Ridiculously Healthy Elderly
Professor Greg Gloor, the lead author of one of the most extensive microbiome studies ever conducted in humans, stated, “The main conclusion from our study is that if you are ridiculously healthy and ninety years old, your gut microbiota is not that different from that of a healthy 30-year-old in the same population.”
To conduct this study, the researchers studied samples of gut bacteria from over 1,000 Chinese individuals aged 3 to over 100. All subjects selected for this study were deemed highly healthy with no known health issues or family history of a disease. Subjects under 30 were included if their parents and grandparents lived for at least 80 years without significant health problems that required surgery or long-term medication. The study’s results revealed a strong direct correlation between health and the microbes in the intestine.
The study was published in the Oct 11, 2017, issue of mSphere, an open-access journal published by the American Society for Microbiology. It revealed that the overall bacterial composition of healthy elderly individuals was similar to that of people decades younger and that the gut microbiome differed little in individuals aged 30 and over 100.

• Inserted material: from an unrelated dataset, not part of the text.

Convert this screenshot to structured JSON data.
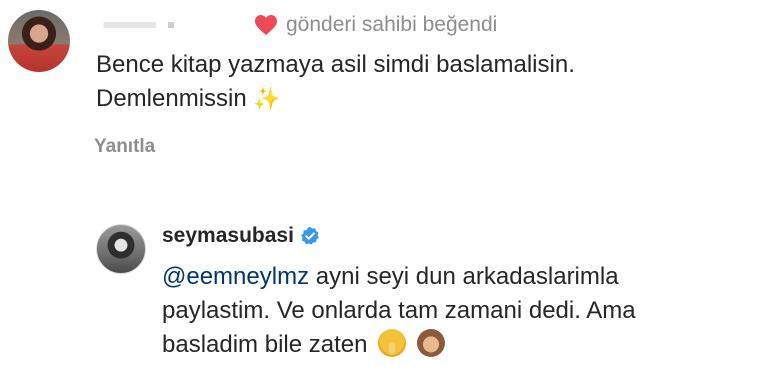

The authors stated that whether these outcomes are a cause or effect (does healthy microbiota cause good health, or does being healthy positively affect the microbiota) is still unknown, but they emphasize that the diversity of intestinal bacteria remained the same throughout their study group. In concluding remarks, Dr. Gloor said, “This demonstrates that maintaining the diversity of your gut as you age is a biomarker of healthy aging, just like low cholesterol is a biomarker of a healthy circulatory system.”
The China-Canada Institute conducted the study in collaboration with the University of Western Ontario and Tianyi Health Science Institute in Zhenjiang, Jiangsu, China.
Reference: Bian G, Gloor GB, et al. The Gut Microbiota of Healthy Aged Chinese Is Similar to That of the Healthy Young. mSphere, 2017; 2 (5): e00327-17.